Kerangka Hukum dan Kewajiban Cuti (Pasal 79 UU Ketenagakerjaan)
Kewajiban pengusaha untuk memberikan istirahat dan cuti ditegaskan dalam Pasal 79 UU Ketenagakerjaan. Meskipun UU Cipta Kerja telah melakukan perubahan pada beberapa pasal di UU Ketenagakerjaan, prinsip dasar terkait kewajiban ini tetap kokoh. Pemberian cuti adalah hak normatif pekerja dan kewajiban pengusaha.
Jenis-Jenis Istirahat dan Cuti Normatif
Selain cuti tahunan dan cuti sakit, UU Ketenagakerjaan mengatur beberapa bentuk istirahat dan cuti lain yang wajib diberikan oleh pengusaha, termasuk:
- Istirahat antara jam kerja (minimal 30 menit setelah 4 jam kerja terus menerus).
- Istirahat mingguan (minimal 1 hari untuk 6 hari kerja, atau 2 hari untuk 5 hari kerja).
- Cuti melahirkan (Pasal 82): 1,5 bulan sebelum dan 1,5 bulan sesudah melahirkan (atau sesuai surat dokter).
- Cuti haid (Pasal 81): Hari pertama dan kedua haid jika merasakan sakit dan memberitahukan kepada pengusaha.
- Cuti karena alasan penting/khusus (misalnya, menikah, menikahkan anak, kematian keluarga).
Cuti Tahunan: Hak Istirahat Setelah Masa Kerja Panjang
Dasar Hukum dan Persyaratan
Hak cuti tahunan diatur dalam Pasal 79 ayat (3) UU Ketenagakerjaan jo. UU Cipta Kerja.
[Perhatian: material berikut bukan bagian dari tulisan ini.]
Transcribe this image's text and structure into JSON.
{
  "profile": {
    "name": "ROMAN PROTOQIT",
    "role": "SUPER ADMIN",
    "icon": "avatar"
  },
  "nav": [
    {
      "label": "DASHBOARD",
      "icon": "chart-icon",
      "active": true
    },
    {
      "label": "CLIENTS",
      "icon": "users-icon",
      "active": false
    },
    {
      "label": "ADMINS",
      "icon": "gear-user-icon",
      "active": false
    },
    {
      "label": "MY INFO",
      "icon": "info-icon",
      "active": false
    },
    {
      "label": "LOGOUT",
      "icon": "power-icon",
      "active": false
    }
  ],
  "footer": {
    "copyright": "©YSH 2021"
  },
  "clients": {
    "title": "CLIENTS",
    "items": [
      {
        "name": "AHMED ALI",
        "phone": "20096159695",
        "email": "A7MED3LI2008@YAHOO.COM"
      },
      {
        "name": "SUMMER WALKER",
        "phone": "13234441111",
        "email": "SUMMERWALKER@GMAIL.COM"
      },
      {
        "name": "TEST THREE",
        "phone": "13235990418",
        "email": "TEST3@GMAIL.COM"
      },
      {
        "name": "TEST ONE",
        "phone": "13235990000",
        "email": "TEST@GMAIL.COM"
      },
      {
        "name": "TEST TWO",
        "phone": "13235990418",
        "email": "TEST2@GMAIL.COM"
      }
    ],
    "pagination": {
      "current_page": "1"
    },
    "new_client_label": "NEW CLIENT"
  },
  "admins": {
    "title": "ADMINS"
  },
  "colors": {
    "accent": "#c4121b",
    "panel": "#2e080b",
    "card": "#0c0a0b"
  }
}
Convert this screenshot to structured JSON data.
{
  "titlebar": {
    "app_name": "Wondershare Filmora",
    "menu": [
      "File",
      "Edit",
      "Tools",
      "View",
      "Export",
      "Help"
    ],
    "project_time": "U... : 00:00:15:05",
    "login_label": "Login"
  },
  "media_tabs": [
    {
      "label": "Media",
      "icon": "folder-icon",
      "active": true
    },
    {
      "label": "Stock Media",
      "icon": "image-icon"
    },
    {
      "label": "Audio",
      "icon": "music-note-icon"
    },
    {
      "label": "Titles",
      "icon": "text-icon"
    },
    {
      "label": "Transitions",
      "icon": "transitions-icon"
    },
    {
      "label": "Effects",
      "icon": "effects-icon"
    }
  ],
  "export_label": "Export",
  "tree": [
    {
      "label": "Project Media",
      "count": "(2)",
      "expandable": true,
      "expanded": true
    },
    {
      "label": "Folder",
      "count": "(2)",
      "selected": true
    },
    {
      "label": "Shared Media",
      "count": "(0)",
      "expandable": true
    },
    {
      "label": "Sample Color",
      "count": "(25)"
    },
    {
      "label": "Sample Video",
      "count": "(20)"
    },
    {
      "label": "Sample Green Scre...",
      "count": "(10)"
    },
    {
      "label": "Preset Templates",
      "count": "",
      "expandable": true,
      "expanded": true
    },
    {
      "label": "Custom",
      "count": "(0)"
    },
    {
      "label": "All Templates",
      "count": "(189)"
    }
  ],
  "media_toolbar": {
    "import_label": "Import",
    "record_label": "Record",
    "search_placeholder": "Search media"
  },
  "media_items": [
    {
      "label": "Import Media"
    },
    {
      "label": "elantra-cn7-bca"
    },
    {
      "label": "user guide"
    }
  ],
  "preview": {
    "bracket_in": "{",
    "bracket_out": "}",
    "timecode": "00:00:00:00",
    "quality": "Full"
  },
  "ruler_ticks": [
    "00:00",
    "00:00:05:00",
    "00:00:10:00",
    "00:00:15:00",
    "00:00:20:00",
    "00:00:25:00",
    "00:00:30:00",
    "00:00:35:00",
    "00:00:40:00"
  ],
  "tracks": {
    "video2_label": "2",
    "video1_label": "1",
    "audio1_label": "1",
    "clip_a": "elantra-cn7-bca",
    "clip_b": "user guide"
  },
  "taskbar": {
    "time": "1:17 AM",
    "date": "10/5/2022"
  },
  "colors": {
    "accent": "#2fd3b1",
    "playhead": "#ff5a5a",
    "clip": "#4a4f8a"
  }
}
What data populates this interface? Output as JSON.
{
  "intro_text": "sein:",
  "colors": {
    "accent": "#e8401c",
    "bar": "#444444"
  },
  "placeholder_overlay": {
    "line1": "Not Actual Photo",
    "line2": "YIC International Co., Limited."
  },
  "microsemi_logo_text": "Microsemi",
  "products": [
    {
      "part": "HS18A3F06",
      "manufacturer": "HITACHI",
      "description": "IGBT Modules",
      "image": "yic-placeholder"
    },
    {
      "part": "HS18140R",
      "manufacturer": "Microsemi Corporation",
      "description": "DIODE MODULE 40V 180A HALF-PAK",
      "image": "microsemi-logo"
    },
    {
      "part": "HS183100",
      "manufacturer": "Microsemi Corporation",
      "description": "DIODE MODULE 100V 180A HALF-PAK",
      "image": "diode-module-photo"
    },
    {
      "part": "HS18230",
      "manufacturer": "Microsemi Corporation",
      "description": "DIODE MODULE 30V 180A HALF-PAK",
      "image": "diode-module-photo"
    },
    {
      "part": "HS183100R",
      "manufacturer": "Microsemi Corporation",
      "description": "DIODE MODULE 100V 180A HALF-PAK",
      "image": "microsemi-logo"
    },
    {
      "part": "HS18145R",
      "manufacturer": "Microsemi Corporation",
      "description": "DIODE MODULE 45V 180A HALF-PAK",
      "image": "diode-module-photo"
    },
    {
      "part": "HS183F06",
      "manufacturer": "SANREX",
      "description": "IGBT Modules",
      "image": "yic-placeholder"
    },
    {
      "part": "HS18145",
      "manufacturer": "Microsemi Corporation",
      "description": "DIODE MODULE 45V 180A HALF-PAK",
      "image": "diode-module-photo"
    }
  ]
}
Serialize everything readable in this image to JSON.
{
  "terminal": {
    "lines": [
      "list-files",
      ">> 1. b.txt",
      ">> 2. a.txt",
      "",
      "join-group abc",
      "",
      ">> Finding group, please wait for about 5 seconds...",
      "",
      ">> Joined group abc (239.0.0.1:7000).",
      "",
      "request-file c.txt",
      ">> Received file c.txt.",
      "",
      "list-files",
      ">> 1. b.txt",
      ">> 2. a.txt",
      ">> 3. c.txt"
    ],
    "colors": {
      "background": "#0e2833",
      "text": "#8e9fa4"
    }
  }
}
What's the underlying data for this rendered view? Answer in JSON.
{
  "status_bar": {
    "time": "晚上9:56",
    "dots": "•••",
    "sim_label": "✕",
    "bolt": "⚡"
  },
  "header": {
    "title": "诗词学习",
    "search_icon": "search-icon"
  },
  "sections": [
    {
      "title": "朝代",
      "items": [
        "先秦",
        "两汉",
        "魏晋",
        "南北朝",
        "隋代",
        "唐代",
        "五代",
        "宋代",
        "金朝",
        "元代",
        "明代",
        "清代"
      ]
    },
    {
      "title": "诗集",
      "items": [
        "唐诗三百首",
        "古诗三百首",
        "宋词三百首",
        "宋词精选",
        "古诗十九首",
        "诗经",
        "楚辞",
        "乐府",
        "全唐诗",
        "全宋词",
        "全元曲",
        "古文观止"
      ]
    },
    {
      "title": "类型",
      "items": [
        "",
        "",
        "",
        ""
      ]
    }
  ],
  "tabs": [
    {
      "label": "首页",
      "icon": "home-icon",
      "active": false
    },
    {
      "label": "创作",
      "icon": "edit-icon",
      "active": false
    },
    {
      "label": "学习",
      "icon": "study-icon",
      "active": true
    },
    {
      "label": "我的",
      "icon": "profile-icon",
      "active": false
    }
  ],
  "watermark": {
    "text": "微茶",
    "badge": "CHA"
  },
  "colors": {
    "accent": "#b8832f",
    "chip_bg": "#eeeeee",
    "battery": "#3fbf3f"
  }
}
Ketentuan dasarnya adalah:
Pengusaha wajib memberikan cuti tahunan, sekurang-kurangnya 12 (dua belas) hari kerja setelah pekerja/buruh yang bersangkutan bekerja selama 12 (dua belas) bulan secara terus menerus.
Analisis Pasal Kunci:
- Minimal 12 Hari Kerja: Ini adalah batas minimum. Perusahaan sangat diperbolehkan memberikan cuti lebih dari 12 hari (misalnya 14, 15, atau 20 hari) sesuai Perjanjian Kerja (PK), Peraturan Perusahaan (PP), atau Perjanjian Kerja Bersama (PKB). Namun, tidak boleh kurang.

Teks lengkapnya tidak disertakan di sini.